Nefis hâkimiyeti savaş alanında büyük ya­rar sağlar. Nice cesur ve korkusuz kişi sava­şın müthiş gerilimi altında cesaretini kaybe­der, paniğe kapılır ve yok olur gider. Fakat, Muhammed barışta ve savaşta her türlü şartlar altında tam manasıyla nefsine hâkim idi. Mekke'de 13 yıl boyunca Kureyş liderle­rinin elinde eziyet çekti; bütün zulüm ve zor­luklara sabırla tahammül gösterdi ve meta­netini asla kaybetmedi. Medine'de savaşın binbir türlü sıkıntılarına itidalle karşı koydu- Uhud Savaşı'nda, düşman, arkalarındaki boğazdan karşı saldırıya geçince sahabeleri­nin birçoğu paniğe kapıldılar ve bozgun ha­linde savaş alanından kaçtılar. Fakat bütün bu karmaşa içinde Peygamber nefse hâ­kimiyetini tamamıyla muhafaza etti; zekâ ve ustalığını kullanarak durumu kontrol altına aldı. Yine Ahzab (Hendek) Savaşı'nda, yahudilerin antlaşmalarına ihanet ettiği habe­ri gelip, onların da müslümanlara saldırma tehlikesi başgösterdi; bu zaten kötü olan du­rumun vehametini artırdı ve sahabelerin bir çoğunun paniğe kapılmasına yol açtı. (M. H. Heykel, sf. 303). Fakat Muhammed her zamanki metanetini muhafaza etti. Düşma­nın konumunu politik ve psikolojik olduğu kadar askerî olarak da zayıflatan ve müslü-manların konumunu güçlendiren taktik bir hareketle vaziyeti kurtarmayı başardı.

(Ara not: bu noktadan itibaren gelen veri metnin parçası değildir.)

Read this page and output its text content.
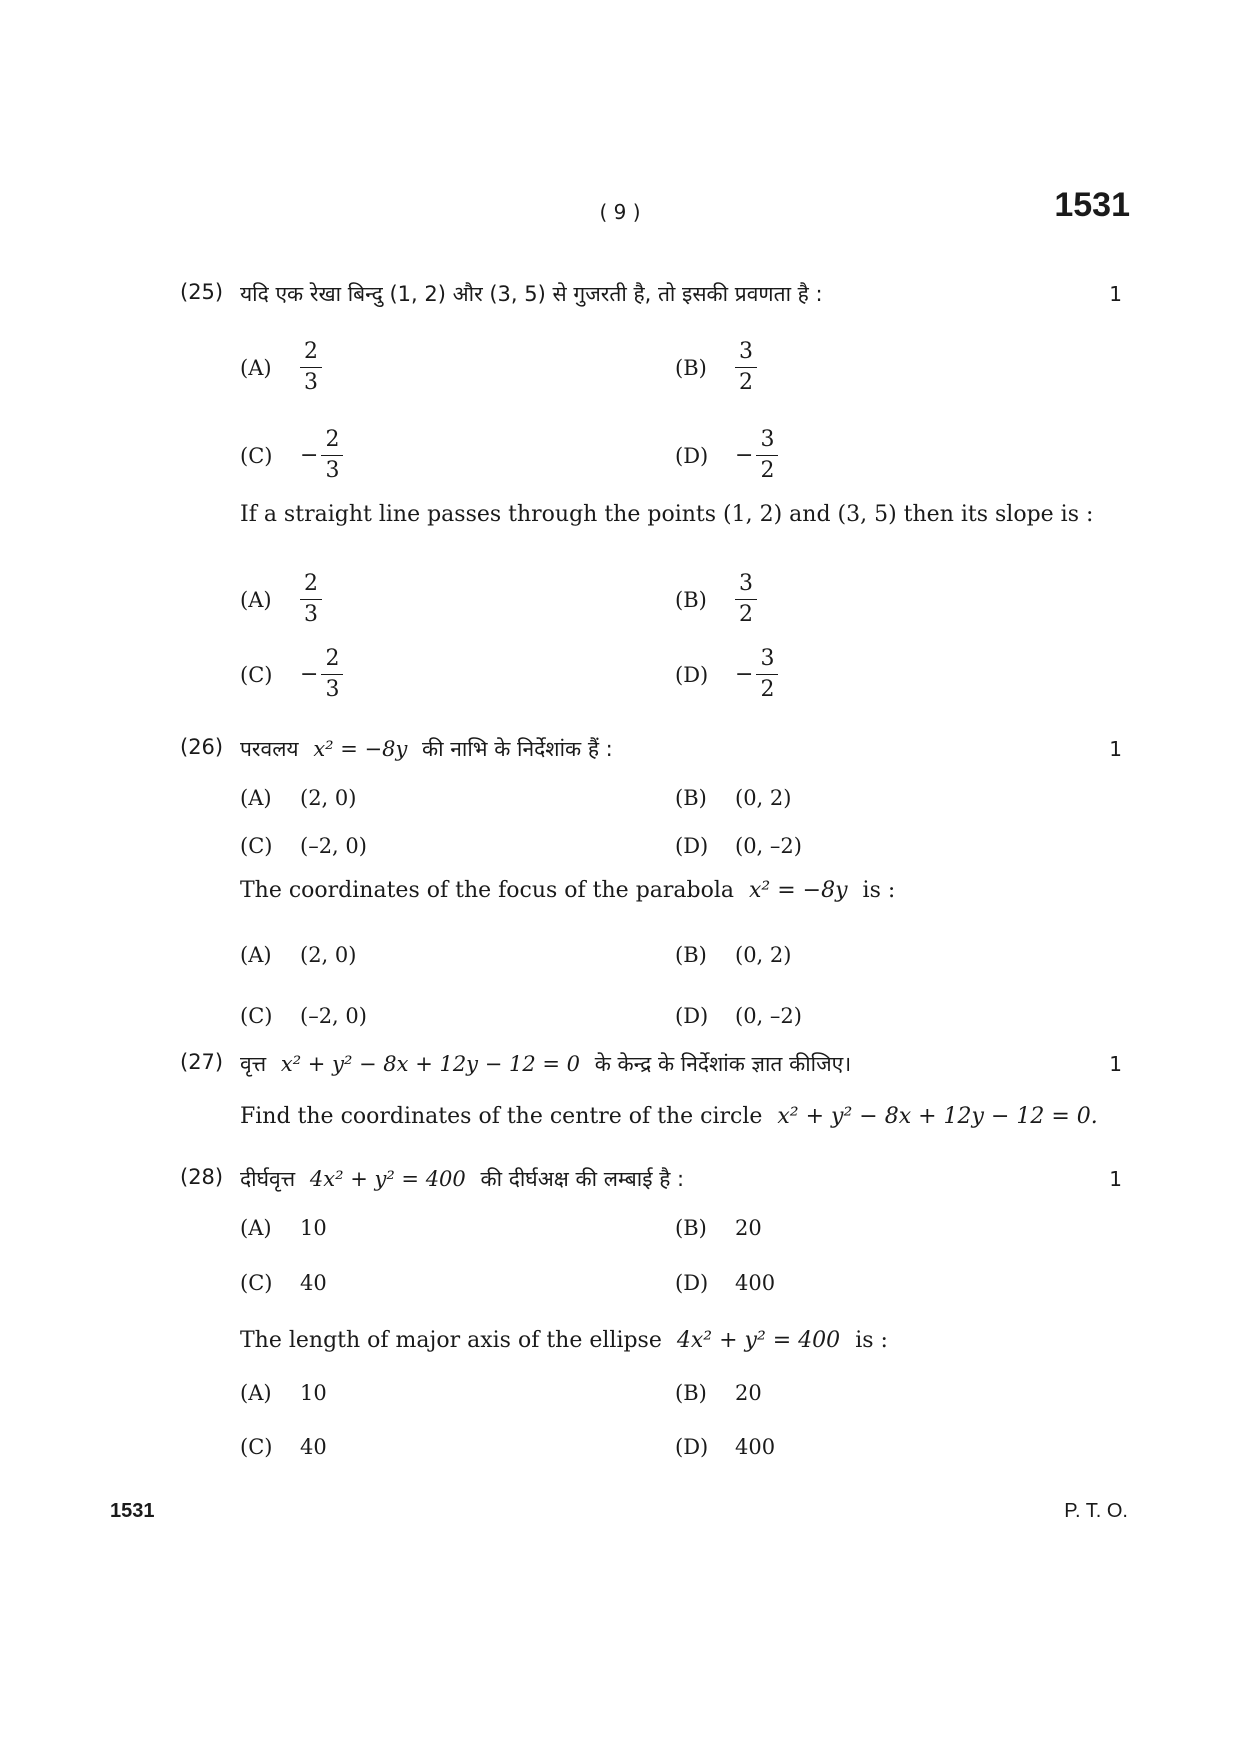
( 9 )	1531
(25) यदि एक रेखा बिन्दु (1, 2) और (3, 5) से गुजरती है, तो इसकी प्रवणता है :	1
(A)	$\frac{2}{3}$	(B)	$\frac{3}{2}$
(C)	− $\frac{2}{3}$	(D)	− $\frac{3}{2}$
If a straight line passes through the points (1, 2) and (3, 5) then its slope is :
(A)	$\frac{2}{3}$	(B)	$\frac{3}{2}$
(C)	− $\frac{2}{3}$	(D)	− $\frac{3}{2}$
(26) परवलय x² = −8y की नाभि के निर्देशांक हैं :	1
(A)	(2, 0)	(B)	(0, 2)
(C)	(–2, 0)	(D)	(0, –2)
The coordinates of the focus of the parabola x² = −8y is :
(A)	(2, 0)	(B)	(0, 2)
(C)	(–2, 0)	(D)	(0, –2)
(27) वृत्त x² + y² − 8x + 12y − 12 = 0 के केन्द्र के निर्देशांक ज्ञात कीजिए।	1
Find the coordinates of the centre of the circle x² + y² − 8x + 12y − 12 = 0.
(28) दीर्घवृत्त 4x² + y² = 400 की दीर्घअक्ष की लम्बाई है :	1
(A)	10	(B)	20
(C)	40	(D)	400
The length of major axis of the ellipse 4x² + y² = 400 is :
(A)	10	(B)	20
(C)	40	(D)	400
1531	P. T. O.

Huneyn'de, müslüman ordusu panik ve boz­gun halinde her yöne kaçışıyordu; mutlak bir yenilgi belirmişti. Fakat bir adamın nefis hâ­kimiyeti ve kendine güveni durumu bütünüy­le tersine çevirdi. Muhammed Mekke'yi hiç dirençle karşılaşmadan fethettiği zaman Mekke'de ona ve arkadaşlarına 13 yıl boyun­ca zulmetmiş, onlara karşı birçok zorbalık ve saldırganlık fiillerinde bulunmuş, daha sonra da Peygamber'ı yurdunu bırakıp Medine'ye sığınmaya zorlamış, hatta orada bile rahat bırakmamış olan insanlar bulunu­yordu. Fetih olduktan sonra onların hepsi ye­nilmiş ve Muhammed'in eline düşmüşler­di. Ancak o her zamanki gibi sakin ve sa­bırlıydı. Hepsini bağışladı, hatta en azılıları olan Ebu Süfyan'ı bile. Hem zorlukta, hem zulüm altında, hem de barış ve zaferde nef­se hâkim olmanın bundan daha iyi bir ör­neği verilebilir mi? Hakikaten Peygamber bütün şartlarda müstesna bir âlicenaplık ve nefse hâkimiyet örneği göstermiştir.